Here is one of lawyer-poet-Holmes' gems, dissenting in the Communist-speech case of Gitlow v. New York:
"If in the long run the beliefs expressed in proletarian dictatorship are destined to be accepted by the dominant forces of the community, the only meaning of free speech is that they should be given their chance and have their way."
https://www.law.cornell.edu/supremecourt/text/268/652
Even those who like free speech are presumably supportive of such a right because it's the *antithesis* of Communism, because they have the Millsian hope that political truths (with emphasis on Truth) will be established by free debate, and because (as liberalism seems to acknowledge) political truth means rejecting communism. But Holmes was a bad-ass positivist seeking to epatee the heck out of the bourgeoisie (just like a true poet would!).
Then there's the head-in-the-clouds dissent which Holmes fans are (I hope) embarrassed by, where the lawyer-poet would have upheld a law to enforcing servitude for poor Southern blacks under the guise of a labor regulation. "The Thirteenth Amendment does not outlaw contracts for labor. That would be at least as great a misfortune for the laborer as for the man that employed him."
https://supreme.justia.com/cases/federal/us/219/219/
Chew Heong v. United States, 112 U.S. 536 (decided December 8, 1884): Chinese Exclusion Act (requiring certificate for reentry) did not apply to those who were already in the country, left then returned
Shapiro v. McManus, 577 U.S. 39 (decided December 8, 2015): Constitutional challenges to Congressional reapportionments must be referred to three-judge panel (appeal from which is one of the only remaining direct, non-discretionary appeal routes to the Supreme Court, and I think the only one directly from the trial level) (trial court had treated referral as discretionary)
Mohawk Industries v. Carpenter, 558 U.S. 100 (decided December 8, 2009): order denying claim of attorney-client privilege is not immediately appealable (I suppose the only thing to do if disclosure would put your client in some kind of outside jeopardy is to flout the order and get cited for contempt, but that order’s not appealable either)

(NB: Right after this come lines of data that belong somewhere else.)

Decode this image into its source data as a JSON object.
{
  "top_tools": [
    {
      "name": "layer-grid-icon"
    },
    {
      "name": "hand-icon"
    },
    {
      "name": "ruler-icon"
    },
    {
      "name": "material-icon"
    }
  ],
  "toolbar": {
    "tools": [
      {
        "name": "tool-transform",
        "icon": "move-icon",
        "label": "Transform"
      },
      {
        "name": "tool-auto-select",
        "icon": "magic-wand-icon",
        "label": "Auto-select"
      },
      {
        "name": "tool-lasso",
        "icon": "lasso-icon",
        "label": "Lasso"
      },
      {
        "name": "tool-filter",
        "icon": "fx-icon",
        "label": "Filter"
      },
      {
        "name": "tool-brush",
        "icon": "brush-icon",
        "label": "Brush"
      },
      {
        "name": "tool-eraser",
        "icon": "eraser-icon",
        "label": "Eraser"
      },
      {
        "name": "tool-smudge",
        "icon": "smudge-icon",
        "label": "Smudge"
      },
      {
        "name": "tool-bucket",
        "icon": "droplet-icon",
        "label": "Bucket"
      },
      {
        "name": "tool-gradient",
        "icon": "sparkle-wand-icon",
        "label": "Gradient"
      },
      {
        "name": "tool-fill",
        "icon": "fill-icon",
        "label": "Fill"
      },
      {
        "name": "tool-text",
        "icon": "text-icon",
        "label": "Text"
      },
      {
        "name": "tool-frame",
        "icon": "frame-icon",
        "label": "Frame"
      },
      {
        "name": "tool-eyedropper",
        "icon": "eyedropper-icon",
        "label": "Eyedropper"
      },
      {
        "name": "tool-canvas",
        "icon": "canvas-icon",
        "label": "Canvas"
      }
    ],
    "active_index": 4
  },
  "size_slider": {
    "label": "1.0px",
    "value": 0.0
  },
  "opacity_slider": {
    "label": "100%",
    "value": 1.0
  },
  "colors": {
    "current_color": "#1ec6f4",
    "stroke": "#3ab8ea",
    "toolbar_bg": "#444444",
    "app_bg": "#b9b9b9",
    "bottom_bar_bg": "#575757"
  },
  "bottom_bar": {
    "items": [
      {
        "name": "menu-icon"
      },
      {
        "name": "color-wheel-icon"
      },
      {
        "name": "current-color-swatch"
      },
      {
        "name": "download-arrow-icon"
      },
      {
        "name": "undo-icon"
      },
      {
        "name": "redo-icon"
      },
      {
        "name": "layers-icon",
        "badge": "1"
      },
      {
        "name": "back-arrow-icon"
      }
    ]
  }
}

In Carpenter the Court held that a pretrial ruling denying a claim of attorney-client privilege is not immediately appealable as of right as a collateral order. The Court, however, did identify other vehicles which are potentially available for pretrial review, such as certification of the question for interlocutory appeal by the District Court pursuant to 28 U.S.C. § 1292(b) and petitioning the Court of Appeals for a writ of mandamus. 558 U.S. at 111. Also, a criminal contempt order for non-compliance would be immediately appealable as of right.
Thanks! Will rephrase it next time around.
https://legalinsurrection.com/2024/12/california-bar-may-consider-campus-protests-in-moral-character-review-for-licensing-lawyers/
This will be interesting to watch.
Reminds me of that movie, "Report to the Commissioner", with Michael Moriarty.
I suppose the case-by-case review will end up concluding: "It's one thing to block other students on campus, but disrupting the dean at his home is wrong."
Case by case review of a bar applicant's protest activity is probably appropriate, especially if the protest activity involved unlawful conduct. For example, participation in the breach of the Capitol on January 6, 2021 should reflect badly on an applicant's fitness for admission to practice.
There are constitutional limits on disqualification pursuant to such a character and fitness inquiry. Arrests not resulting in conviction or past membership in a disfavored political party should not be disqualifying. See, Schware v. Board of Bar Examiners, 353 U.S. 232, 241-246 (1957). And viewpoint discrimination would raise First Amendment concerns.
But see Hale v. Committee on Character and Fitness for the State of Illinois, 335 F.3d 678 (7th Cir. 2003).